Certified spectral approximation of transfer operators and the Gauss map
Isaia Nisoli
Abstract
We prove that the full spectral picture of a transfer operator (every isolated eigenvalue, eigenvector, and Riesz projector outside the essential spectral radius) can be approximated to arbitrary precision by finite-rank discretizations, with no spectral pollution. The method is a~posteriori: once a computable approximation bound is available (from compactness or a Doeblin--Fortet--Lasota--Yorke inequality, which may require hyperbolicity constants and adapted Banach spaces), the spectral gap and multiplicity are certified from computed data via a resolvent perturbation bound, with no further dynamical input.
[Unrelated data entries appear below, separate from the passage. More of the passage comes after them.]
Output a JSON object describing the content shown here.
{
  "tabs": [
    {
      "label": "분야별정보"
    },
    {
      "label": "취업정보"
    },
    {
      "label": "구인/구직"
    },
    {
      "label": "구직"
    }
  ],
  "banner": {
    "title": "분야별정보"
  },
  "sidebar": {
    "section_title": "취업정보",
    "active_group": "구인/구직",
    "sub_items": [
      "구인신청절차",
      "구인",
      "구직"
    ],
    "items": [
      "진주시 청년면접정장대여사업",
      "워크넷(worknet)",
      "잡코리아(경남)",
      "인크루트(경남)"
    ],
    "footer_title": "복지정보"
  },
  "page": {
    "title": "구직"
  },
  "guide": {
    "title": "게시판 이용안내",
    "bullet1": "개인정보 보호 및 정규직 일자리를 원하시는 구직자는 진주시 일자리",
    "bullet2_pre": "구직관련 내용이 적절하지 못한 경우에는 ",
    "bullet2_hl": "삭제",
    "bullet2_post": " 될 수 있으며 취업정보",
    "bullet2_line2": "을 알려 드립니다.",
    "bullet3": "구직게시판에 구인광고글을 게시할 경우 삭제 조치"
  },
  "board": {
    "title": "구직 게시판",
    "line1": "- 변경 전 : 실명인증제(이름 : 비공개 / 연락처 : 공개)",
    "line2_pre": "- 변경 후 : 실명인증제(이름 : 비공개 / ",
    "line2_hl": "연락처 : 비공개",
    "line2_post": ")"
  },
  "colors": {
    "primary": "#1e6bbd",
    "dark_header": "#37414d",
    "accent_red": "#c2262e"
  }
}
This applies both to compact operators on a single Banach space and to quasi-compact operators satisfying a Doeblin--Fortet--Lasota--Yorke inequality, extending Li's resolution of the Ulam conjecture from the invariant density to the entire discrete spectrum with certified error bounds at every finite truncation. As a benchmark, we certify the first $50$ nonzero eigenvalues of the Gauss--Kuzmin--Wirsing operator to at least $90$ rigorous decimal digits, together with their eigenvectors, Riesz projectors, and spectral gap, yielding a certified spectral expansion for Gauss--Kuzmin distributions with explicit error bounds and providing a rigorous answer to the Gauss--Babenko--Knuth problem on the spectral data of the Gauss map.